The Next Chapter

Sometimes in life, we have to give up something to get something else. For me, it’s time to say farewell to this blog.

Capture_CommuniqueYep, after more than 700 (!) posts, this is my last one – at least for a while.

I wrote my first post on Sept. 27, 2009 when I became president of the National Federation of Press Women. My first post was about my campaign platform. With members across the country, I was looking for a means to share knowledge with others on a regular and frequent basis. For some reason, I thought that posting three times a week would be ideal. Members and other followers responded favorably to the posts even after my term as president ended two years later.

Through the years, I did scale back. Now instead of posting three times a week (what was I thinking?!), I now post three times a month. My focus evolved, too, and my tagline became, “Navigating careers, the media and life.”

The few times when I considered ceasing publication, others would convince me to keep writing. They shared how the advice guided them through a difficult time, provided them with new tools, or reinforced messages they were sharing with their colleagues or bosses. So I kept writing.

I have enjoyed every minute of the writing. But the blog was more than writing. First came the ideas and research, then writing followed by editing. I always appreciated when my readers pointed out errors so I could fix them, even when it was a former police officer who worked for me and was so proud to point out a mistake. Harvey wasn’t trying to show me up, but rather to show me that he had learned some rules of writing from me. I was thankful he reached out.

My blog is not controversial so comments aren’t frequent. I always appreciated hearing at conferences and workshops from readers who shared, “I don’t comment on your blog, but I want you to know how much I enjoy it.” That meant the world to me because the blog truly is a labor of love.

That said, the top commenters on my blog posts are some of my favorite people. The top commentator is my former high school English/journalism teacher Roger Hudak. He encouraged me back in high school and he encourages me now.
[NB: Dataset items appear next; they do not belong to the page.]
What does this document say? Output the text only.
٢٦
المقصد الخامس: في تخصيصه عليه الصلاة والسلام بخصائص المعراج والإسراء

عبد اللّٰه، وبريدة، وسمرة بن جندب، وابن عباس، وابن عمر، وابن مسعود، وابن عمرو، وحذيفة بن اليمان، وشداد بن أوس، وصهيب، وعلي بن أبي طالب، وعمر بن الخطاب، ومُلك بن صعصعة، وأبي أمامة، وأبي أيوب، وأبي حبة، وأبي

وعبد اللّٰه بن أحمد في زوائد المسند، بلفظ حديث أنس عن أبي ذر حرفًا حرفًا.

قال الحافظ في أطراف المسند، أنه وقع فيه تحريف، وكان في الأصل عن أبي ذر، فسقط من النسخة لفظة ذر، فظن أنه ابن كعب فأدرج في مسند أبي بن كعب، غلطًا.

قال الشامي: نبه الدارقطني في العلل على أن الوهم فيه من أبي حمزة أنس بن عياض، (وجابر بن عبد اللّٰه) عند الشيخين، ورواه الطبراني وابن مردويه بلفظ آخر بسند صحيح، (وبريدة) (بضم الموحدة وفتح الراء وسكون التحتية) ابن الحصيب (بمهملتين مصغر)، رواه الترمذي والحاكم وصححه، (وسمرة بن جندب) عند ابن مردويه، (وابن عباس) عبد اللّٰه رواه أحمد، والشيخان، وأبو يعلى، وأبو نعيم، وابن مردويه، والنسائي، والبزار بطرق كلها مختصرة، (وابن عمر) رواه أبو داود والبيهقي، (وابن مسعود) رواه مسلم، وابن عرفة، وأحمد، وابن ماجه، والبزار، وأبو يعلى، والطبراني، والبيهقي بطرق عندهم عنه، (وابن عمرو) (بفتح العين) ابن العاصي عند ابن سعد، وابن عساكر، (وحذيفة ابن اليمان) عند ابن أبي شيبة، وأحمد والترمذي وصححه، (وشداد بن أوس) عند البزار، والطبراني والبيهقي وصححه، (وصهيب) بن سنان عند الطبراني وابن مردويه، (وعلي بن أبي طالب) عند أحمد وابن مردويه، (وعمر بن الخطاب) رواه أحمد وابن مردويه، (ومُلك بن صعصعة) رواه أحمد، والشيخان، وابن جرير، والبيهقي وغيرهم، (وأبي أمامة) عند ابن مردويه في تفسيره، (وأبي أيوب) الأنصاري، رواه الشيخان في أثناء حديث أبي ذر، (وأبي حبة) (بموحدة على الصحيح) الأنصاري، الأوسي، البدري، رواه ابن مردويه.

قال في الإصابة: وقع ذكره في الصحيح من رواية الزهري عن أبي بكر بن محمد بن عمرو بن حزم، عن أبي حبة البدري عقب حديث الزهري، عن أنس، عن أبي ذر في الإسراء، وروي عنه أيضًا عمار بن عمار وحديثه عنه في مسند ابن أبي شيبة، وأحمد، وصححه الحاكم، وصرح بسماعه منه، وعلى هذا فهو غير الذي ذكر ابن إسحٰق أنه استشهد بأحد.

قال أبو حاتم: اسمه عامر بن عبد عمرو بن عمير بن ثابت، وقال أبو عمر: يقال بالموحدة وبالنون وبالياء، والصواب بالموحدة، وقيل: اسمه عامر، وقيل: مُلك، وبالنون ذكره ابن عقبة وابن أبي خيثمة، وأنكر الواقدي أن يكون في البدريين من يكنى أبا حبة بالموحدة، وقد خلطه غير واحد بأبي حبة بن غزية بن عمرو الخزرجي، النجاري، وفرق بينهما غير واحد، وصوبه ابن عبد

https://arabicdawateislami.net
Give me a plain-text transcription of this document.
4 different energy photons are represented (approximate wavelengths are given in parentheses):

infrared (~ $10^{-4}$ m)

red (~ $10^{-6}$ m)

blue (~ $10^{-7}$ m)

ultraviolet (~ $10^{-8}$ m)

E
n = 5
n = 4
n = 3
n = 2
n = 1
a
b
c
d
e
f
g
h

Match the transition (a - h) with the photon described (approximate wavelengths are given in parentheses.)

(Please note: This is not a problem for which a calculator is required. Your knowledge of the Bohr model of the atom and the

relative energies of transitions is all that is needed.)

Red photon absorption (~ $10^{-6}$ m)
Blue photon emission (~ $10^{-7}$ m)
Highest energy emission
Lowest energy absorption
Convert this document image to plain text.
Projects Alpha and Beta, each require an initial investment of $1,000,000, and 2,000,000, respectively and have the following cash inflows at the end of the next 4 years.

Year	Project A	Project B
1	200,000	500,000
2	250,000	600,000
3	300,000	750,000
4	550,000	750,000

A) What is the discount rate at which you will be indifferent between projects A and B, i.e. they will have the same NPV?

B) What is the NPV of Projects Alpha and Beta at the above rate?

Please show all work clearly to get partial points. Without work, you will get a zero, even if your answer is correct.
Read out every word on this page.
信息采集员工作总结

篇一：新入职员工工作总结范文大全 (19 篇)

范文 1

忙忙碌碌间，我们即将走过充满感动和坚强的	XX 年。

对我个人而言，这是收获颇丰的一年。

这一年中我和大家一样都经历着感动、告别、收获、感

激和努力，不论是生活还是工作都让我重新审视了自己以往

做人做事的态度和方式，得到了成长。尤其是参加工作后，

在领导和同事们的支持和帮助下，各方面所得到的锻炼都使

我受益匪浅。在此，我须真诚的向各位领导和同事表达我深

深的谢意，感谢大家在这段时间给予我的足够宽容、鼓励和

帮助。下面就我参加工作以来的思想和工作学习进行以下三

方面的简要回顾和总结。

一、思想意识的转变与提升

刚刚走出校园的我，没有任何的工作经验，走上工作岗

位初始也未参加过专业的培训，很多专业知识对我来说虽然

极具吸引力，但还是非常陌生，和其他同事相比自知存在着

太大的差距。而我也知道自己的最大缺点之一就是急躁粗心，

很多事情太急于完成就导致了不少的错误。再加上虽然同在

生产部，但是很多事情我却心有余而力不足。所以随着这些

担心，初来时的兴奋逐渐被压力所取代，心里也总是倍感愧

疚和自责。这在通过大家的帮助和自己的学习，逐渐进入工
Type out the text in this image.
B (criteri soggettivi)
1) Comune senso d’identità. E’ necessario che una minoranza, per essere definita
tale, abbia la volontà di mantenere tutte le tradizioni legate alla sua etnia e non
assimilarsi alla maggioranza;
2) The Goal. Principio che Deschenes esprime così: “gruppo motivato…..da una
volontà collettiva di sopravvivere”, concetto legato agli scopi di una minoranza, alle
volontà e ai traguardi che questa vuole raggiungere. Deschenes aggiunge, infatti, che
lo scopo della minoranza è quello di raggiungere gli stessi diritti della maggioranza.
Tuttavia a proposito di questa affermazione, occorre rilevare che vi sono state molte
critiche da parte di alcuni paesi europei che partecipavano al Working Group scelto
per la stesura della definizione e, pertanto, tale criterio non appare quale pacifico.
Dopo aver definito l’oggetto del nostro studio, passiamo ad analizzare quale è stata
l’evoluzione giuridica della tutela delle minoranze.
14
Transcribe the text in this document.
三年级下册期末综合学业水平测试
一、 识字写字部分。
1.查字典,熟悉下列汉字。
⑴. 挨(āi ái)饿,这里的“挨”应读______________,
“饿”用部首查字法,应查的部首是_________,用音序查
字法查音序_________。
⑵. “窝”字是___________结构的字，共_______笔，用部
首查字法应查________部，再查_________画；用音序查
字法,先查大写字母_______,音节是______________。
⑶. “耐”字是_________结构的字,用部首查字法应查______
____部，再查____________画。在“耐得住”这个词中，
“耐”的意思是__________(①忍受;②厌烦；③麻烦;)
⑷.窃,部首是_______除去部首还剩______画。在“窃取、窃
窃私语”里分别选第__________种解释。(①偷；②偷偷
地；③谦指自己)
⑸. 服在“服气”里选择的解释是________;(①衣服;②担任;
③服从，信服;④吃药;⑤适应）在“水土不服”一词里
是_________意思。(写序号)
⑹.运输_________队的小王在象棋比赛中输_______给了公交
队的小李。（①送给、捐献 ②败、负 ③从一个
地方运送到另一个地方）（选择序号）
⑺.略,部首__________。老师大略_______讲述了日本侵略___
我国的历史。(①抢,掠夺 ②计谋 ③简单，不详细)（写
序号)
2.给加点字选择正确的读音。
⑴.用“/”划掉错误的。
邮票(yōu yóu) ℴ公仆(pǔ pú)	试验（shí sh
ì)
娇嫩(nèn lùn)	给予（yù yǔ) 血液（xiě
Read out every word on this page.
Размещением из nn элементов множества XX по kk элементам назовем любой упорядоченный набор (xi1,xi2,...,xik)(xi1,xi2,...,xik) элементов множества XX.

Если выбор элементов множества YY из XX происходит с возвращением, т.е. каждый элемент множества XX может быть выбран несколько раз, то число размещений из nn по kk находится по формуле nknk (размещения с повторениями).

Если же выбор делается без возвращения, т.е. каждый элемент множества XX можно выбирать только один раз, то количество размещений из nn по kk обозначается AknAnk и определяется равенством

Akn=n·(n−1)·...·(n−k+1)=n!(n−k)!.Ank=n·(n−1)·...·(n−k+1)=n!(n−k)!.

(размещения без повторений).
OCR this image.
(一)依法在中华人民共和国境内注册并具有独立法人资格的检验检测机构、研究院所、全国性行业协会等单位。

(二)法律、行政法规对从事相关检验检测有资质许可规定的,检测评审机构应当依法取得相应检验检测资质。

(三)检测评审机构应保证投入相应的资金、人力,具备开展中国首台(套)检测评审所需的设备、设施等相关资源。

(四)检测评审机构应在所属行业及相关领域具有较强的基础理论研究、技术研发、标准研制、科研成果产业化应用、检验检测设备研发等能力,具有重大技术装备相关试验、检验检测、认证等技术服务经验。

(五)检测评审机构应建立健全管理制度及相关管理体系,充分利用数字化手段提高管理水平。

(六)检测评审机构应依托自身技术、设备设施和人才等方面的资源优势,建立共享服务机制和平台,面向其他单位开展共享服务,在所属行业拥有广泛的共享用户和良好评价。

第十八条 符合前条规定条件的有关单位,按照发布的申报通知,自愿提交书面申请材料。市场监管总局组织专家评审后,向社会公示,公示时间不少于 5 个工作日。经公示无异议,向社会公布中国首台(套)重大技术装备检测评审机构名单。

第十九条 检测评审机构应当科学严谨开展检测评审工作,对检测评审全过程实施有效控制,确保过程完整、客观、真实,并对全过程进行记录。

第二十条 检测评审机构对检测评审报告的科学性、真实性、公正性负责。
Anyone who knows Roger knows he will make a difference in your life.

I have appreciated all of the comments, but perhaps none more so than from Mary Lou Hinrichsen, whom I met through NFPW. Mary Lou was from Iowa and died at age 90 on Feb. 5, 2017. She was a journalist, farmer, and musician. Here’s what she once told me, “You do a great job of keeping me up to date our here in the cornfields of Iowa on what’s going on.”

When I write, I picture Mary Lou.

Another remembrance I wrote was of my dear friend and mentor Emyl Jenkins Sexton. Even now reading the post, I become teary-eyed, although she wouldn’t want that. I’m still working on becoming a published mystery author, and that is the reason I am ceasing my blog. It is time for me to focus full-time on publishing my books.

My travel memoir about visiting all 50 states before I turned 50 is finished. I am currently shopping it. My mystery was three-quarters finished, but I have decided to start fresh. Thanks to my friends and colleagues in Sisters in Crime and James River Writers, I have learned much about writing. I fear my manuscript will take much to get it in shape. Starting fresh is easiest. I’m hard at work. I will revisit the original manuscript at a later date. When I am a published author, I hope to see and meet many of you at book signings. And, I’m sure I’ll be promoting my books on my blog and elsewhere.

At the suggestion of many readers, I also plan to turn my blog posts into mini books, which I plan to sell. Check back here on occasion to see what I am up to. I hope you will stay subscribed for when the whim hits me to write a post.

For the last few weeks, I’ve enjoyed re-reading many of my blogs – reliving conferences, thinking about friendships, looking forward to new adventures, and yes, getting a bit sentimental. I knew it would be best to not announce the end of the blog in advance.

As I’ve told myself, and I’ll tell you: Don’t think of this as good-bye. Think of this as another chapter. I hope you will turn the page with me.